Brat-proof your child Parents obsess about having brilliant or talented offspring, but it is more important that they grow into decent, compassionate people instead of spoilt princes or princesses who think they are the centre of the universe. Good manners help your child get on in life without offending people. Eat together so your child sees table manners in action, and help children write their own thank-you cards as soon as they are able, to help them learn gratitude and respect. As parents, treat each other with respect and love and your children are more likely to seek these things in their own adult relationships.

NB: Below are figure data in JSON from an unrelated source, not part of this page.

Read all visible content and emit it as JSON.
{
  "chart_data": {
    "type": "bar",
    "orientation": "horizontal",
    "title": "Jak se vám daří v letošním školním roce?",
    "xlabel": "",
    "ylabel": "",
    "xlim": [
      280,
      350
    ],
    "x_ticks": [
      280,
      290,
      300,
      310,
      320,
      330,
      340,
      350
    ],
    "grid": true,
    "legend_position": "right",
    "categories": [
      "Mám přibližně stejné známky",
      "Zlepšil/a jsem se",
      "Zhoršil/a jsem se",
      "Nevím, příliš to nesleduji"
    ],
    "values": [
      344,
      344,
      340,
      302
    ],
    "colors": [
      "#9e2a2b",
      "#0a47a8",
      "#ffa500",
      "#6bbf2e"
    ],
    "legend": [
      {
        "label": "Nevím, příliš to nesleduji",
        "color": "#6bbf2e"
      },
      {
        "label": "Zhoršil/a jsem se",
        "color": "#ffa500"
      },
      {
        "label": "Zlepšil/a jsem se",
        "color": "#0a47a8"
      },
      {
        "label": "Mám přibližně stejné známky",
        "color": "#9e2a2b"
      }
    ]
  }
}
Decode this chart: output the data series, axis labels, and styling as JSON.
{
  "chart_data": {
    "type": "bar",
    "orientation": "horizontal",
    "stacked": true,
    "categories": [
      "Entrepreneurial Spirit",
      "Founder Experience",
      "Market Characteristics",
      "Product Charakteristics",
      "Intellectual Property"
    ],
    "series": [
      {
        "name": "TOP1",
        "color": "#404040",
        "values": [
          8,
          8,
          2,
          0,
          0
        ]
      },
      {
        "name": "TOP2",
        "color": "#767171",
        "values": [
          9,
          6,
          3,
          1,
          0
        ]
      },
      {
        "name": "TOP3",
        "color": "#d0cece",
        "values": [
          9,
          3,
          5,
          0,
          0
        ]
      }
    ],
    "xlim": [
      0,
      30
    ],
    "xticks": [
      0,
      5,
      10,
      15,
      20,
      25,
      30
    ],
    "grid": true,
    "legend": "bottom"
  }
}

Remember your partner - and yourself "Babies and young children are so demanding that it's easy to put your relationship on the back burner," says Helen Kelly, 36, from Marlborough in Wiltshire, mother to Jago, four, Beatrice, nearly three, and Roo, five months. Having "me time" and couple time helps you rediscover yourselves and each other. As a strong couple you will feel united when facing the demands of parenthood. "Don't leave your husband out in the cold," says Tanya Small, 43, mother to Harrison, seven, and Grace, four. "Make your relationship a priority. I've seen so many couples develop marriage troubles because they've been so besotted with the baby they've ignored each other. If you're not near grandparents who can babysit, join a registered service or a babysitting circle so you can get out together. Happy parents equal happy children."
Trust your instincts Take parenting books with a pinch of salt. Keep an open mind and be flexible. Use advice that suits you and your child and remember that no one is a perfect parent. "Parenting is all about making the right calls," says Frank Furedi, a professor of sociology at Kent University in the UK and the author of Paranoid Parenting. "To do that you need to be relaxed about drawing on your experience and using your intuition. By all means, talk to others, but remember that when it comes to your own children, you are the expert."